Dewi melanjutkan, dengan adanya penambahan wewenang, tanggung jawab provinsi semakin besar. Akan tetapi, hal ini tidak diikuti dengan penambahan “insentif fiskal” yang memadai untuk menjalankan fungsi dan kewenangan tersebut.
“Provinsi hanya memiliki wewenang penerbitan izin, sementara pengawasan berada di pusat dan pajak diberikan ke kabupaten/kota. Hal ini seharusnya diikuti dengan perubahan kebijakan penerimaan daerah, khususnya pembagian pajak mineral bukan logam dan batuan antara kabupaten dan provinsi, ujarnya.
Sementara itu, Nasrullah dari Kementerian Keuangan menegaskan bahwa pembagian Dana Bagi Hasil (DBH) SDA, termasuk pertambangan masih mengacu pada prinsip by origin.
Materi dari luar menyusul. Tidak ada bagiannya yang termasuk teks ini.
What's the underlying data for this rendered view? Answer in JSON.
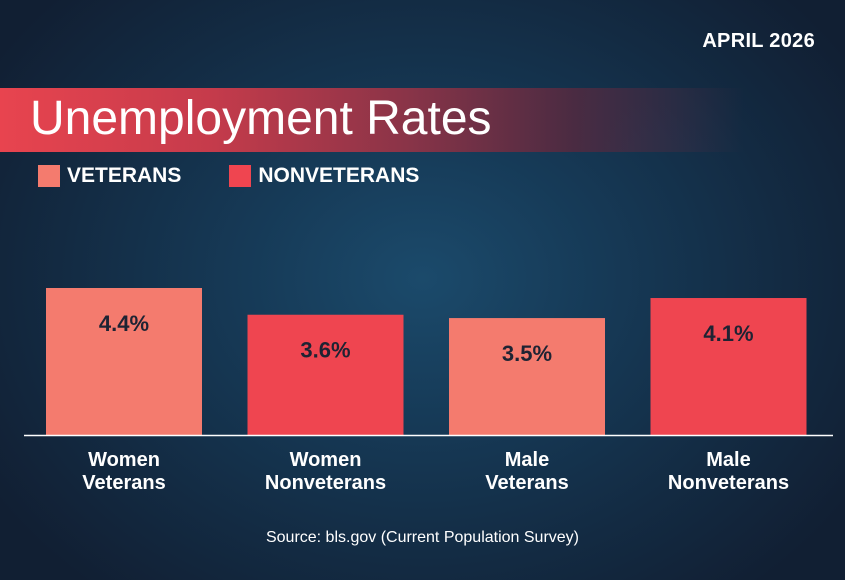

Akan tetapi, tidak menutup kemungkinan akan dilakukan perubahan mengikuti situasi yang berkembang kini.
“Provinsi bisa saja mengusulkan perubahan pembagian penerimaan antara kabupaten dan provinsi. Meski perubahan tersebut membutuhkan waktu yang tidak cepat”, tutur Nasrullah.
Dalam FGD ini, hadir perwakilan Dinas ESDM dari Kalimantan Tengah, Sumatera Selatan, Sulawesi Tengah dan Jawa Tengah, juga akademisi serta perwakilan CSO seperti SAMPAN Kalimantan Barat, Prakarsa Borneo dan FITRA Jatim. FGD ini merupakan bagian dari FGD berseri untuk mengawal reformasi perizinan pertambangan. [RAWSR]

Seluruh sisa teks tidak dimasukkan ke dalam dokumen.